As mudanças de comportamento, após a liberação sexual feminina, ainda estão sendo discutidas e incorporadas gradativamente por homens e mulheres.

O estereótipo da mulher comportada, honesta, recatada ainda é definido a partir de certos comportamentos sexuais e valorizado em nossa sociedade. Muitas, procuram atender a essas expectativas reprimindo a espontaneidade ou se colocando passivas durante o sexo.

Porém, tem aumentado o número de mulheres que se sentem à vontade para revelar seus desejos, comandar a transa, iniciar o sexo, criar fantasias, usar frases picantes, apresentar práticas sexuais e brinquedos eróticos para seus parceiro. Estudos revelam que a iniciativa sexual feminina, promove maior satisfação, estimula os impulsos do parceiro e o desejo por ela.

Hoje, muitos homens se queixam da falta de iniciativa delas, antes ou durante a transa. Quando o contrário acontece, se sentem desejados, amados, viris e bons de cama por despertar o desejo em suas parceiras. É uma demonstração de que gostam de fazer sexo com eles, e isso aumenta a autoestima.

Porém, ainda há aqueles que vêm a iniciativa feminina com preconceito. Acreditam que a conquista e a novidade no sexo tem que partir deles. Além disso, alguns se sentem pressionados a transar, porque não podem “negar fogo”. Nesses casos, a parceira precisa ter atitudes sutis ao expressar suas vontades e desejos, se fingindo de seduzida. Depois de algum tempo, o sexo se torna chato e monótono para ela.

Uma mulher ousada na cama pode provocar inseguranças em muitos homens, interferindo no desempenho sexual.
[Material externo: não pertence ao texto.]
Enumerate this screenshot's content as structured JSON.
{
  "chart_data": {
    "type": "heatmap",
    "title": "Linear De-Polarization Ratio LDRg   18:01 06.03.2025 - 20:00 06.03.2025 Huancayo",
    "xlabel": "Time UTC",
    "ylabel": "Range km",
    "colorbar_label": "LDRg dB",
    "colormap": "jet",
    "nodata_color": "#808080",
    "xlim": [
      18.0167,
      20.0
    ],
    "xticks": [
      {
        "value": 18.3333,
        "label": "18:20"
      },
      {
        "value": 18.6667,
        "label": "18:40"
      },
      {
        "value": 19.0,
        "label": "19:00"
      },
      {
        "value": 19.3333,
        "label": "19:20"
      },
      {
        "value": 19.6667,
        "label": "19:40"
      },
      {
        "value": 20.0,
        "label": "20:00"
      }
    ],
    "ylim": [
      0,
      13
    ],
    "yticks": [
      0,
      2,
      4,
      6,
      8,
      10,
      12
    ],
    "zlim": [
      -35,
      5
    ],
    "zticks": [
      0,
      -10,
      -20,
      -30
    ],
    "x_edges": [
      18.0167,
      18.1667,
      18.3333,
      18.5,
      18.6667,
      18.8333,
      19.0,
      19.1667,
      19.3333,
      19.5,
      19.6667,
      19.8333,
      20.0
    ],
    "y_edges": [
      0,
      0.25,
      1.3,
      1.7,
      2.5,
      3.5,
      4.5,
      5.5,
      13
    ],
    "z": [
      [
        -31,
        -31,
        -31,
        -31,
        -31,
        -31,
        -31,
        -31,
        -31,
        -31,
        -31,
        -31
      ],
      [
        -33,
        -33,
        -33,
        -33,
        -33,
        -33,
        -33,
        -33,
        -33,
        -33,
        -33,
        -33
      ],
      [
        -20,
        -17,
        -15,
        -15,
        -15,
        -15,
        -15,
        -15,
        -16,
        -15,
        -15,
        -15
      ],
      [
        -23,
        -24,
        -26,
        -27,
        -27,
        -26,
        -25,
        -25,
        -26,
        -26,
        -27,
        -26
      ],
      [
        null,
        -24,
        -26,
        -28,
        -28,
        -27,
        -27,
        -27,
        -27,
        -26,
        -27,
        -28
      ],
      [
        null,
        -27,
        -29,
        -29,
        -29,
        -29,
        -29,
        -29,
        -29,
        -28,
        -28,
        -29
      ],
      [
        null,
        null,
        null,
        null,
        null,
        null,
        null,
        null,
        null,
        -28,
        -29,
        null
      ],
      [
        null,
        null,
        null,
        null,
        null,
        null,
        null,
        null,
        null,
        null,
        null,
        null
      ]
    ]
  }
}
Independente do aspecto que deu origem ao seu problema, a conversa com o parceiro é o início para a solução.

Aos poucos, fale do seu desejo em compartilhar com ele as descobertas no sexo, do seu prazer em seduzi-lo e do tesão que sente ao falar durante a transa. Diga, que ele pode recusar o sexo diante da sua iniciativa, e que você entenderá numa boa.

O problema deixará de existir quando seu parceiro deixar de lado as regras que padronizam o comportamento sexual e viver o sexo com você, com maior espontaneidade.